We could use some trust-building components in here as well. Adding comments from past purchasers of this card could help. If there were room to get them in above the fold, I’d try adding a couple of seals from the SSL certificate provider and from Authorize.net, who processes the credit card. However, I’d shade them in grey and white to make them stand out a little bit less and not compete with the Add To Cart button.
That page could possibly be changed to something more like this:
This new version does not incorporate the site seals we mentioned above because we had difficulty finding room, but a future test could be to rearrange things so those seals could be seen above the fold. Instead of changing the color of the Add to Cart button, we changed the color of all the text, keeping that in line with the color pallet used on the page, and resulting in the button to be outside that pallet, which helps it stand out.
Test Test Test
The above list is just the beginning of areas to consider for improving your page’s performance. But it’s important to remember that there are no hard-fast rules. For some sites, having more choices may work better than having just a few. The practices above simply serve as places to start to form hypotheses for improving your site’s performance. The only way to find out for sure if a hypothesis is true is to test it.
Performing A/B Tests refers to making a change to your page (or template), and showing the old version to some visitors, the changed version to the others, and measuring which one performs better. There are many tools out there that can assist you in doing this, such as Optimizely, and Convert.com. Google Analytics has a free tool called Content Experiments that can assist you with some of this as well.
Generally, these tools help you implement the different versions of the page(s) you are testing, and will serve the different versions randomly to your users and measure the results. They will measure those results until one out-performs the other to a statistical confidence level.

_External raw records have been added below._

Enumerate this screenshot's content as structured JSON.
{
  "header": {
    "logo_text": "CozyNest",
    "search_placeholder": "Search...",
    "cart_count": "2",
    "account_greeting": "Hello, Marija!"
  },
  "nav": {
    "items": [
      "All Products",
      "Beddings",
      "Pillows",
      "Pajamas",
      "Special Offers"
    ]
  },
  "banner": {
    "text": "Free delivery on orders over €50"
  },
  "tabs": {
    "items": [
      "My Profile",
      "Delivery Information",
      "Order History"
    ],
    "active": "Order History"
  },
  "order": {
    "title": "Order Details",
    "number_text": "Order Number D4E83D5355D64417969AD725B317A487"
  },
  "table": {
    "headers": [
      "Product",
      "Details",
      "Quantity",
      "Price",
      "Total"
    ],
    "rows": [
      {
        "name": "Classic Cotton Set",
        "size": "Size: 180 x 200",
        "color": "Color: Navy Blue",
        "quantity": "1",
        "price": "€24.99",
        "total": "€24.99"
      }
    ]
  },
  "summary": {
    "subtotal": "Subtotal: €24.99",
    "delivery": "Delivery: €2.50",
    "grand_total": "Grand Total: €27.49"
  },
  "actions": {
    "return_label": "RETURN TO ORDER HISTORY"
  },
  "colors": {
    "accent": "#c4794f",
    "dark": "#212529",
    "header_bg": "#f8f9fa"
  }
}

Even if you can’t invest in one of the tools above, you can still make the change yourself and implement it for all users and measure to see if your KPIs improve with the new version. You can’t remove external variables such as seasonality with this method, but it’s still better than sitting around hoping that conversions improve without taking any initiative.
Finally, Optimization Is An Ongoing Process
Once you’ve gotten so far as fine-tuning specific pages on your site, don’t think your work is finished. It’s just beginning! It’s important to establish a structured approach to web site optimization so that you’re continually improving your site. The online environment is constantly changing, and what is working now won’t necessarily work forever. The way your customers use your site will change over time. You must adapt to these changes.
Prepare and implement a schedule for regular usability testing to stay on top of what your customers are doing and what their expectations are. Schedule regular review sessions to develop hypotheses to test for your critical pages. And continue to read blogs like this one, as well as many of the excellent books on the subjects of analytics, usability, and web page optimization to get new ideas. Who knows? Becoming the next Amazon might be in your future!